TCR activation directly stimulates PYGB-dependent glycogenolysis to fuel the early recall response in CD8+ memory T cells
Description
Glycolytic metabolism mediates the rapid recall response of CD8+ memory T (Tm) cells. Whether the Tm cells use exogenous glucose or mobilize endogenous sugar to feed the glycolysis remains unclear. Here, we show that intracellular glycogen rather than exogenous glucose acts as the carbon source that mediates the rapid early recall response. We find that CD8+ Tm cells exhibit high glycogen phosphorylase (brain form, PYGB) activity following antigenic stimulation, leading to the formation of glucose-6-phosphate (G6P) via glycogenolysis. The G6P mainly flows to glycolysis but is partially channeled to the pentose phosphate pathway required for the rapid and high-quality recall responses, respectively.
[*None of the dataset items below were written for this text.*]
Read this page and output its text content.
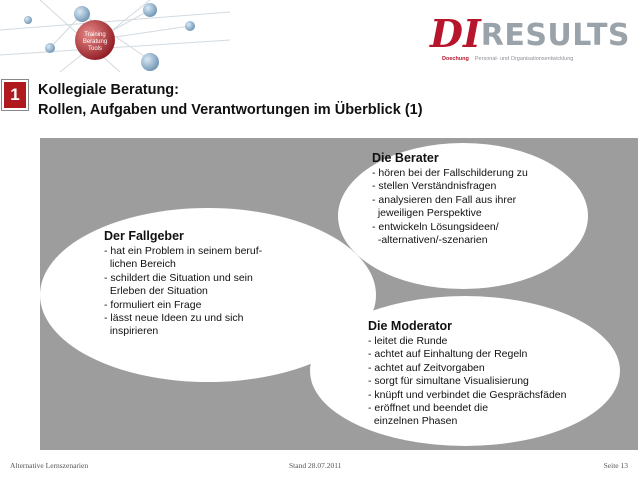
Training
Beratung
Tools	DI RESULTS
Doechung Personal- und Organisationsentwicklung
1	Kollegiale Beratung:
Rollen, Aufgaben und Verantwortungen im Überblick (1)
Die Berater
- hören bei der Fallschilderung zu
- stellen Verständnisfragen
- analysieren den Fall aus ihrer
jeweiligen Perspektive
- entwickeln Lösungsideen/
-alternativen/-szenarien
Der Fallgeber
- hat ein Problem in seinem beruf-
lichen Bereich
- schildert die Situation und sein
Erleben der Situation
- formuliert ein Frage
- lässt neue Ideen zu und sich
inspirieren	Die Moderator
- leitet die Runde
- achtet auf Einhaltung der Regeln
- achtet auf Zeitvorgaben
- sorgt für simultane Visualisierung
- knüpft und verbindet die Gesprächsfäden
- eröffnet und beendet die
einzelnen Phasen
Alternative Lernszenarien	Stand 28.07.2011	Seite 13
Mechanistically, the phosphorylation and activation of PYGB are mediated by the binding of TCR signaling molecules LCK-ZAP70. We demonstrate that this glycogenolysis-fueled early recall response of CD8+ Tm cells is also present in the OVA-Listeria monocytogenes infection mouse model. Thus, glycogenolysis-provided carbon fuels the immediate-early recall response of CD8+ Tm cells.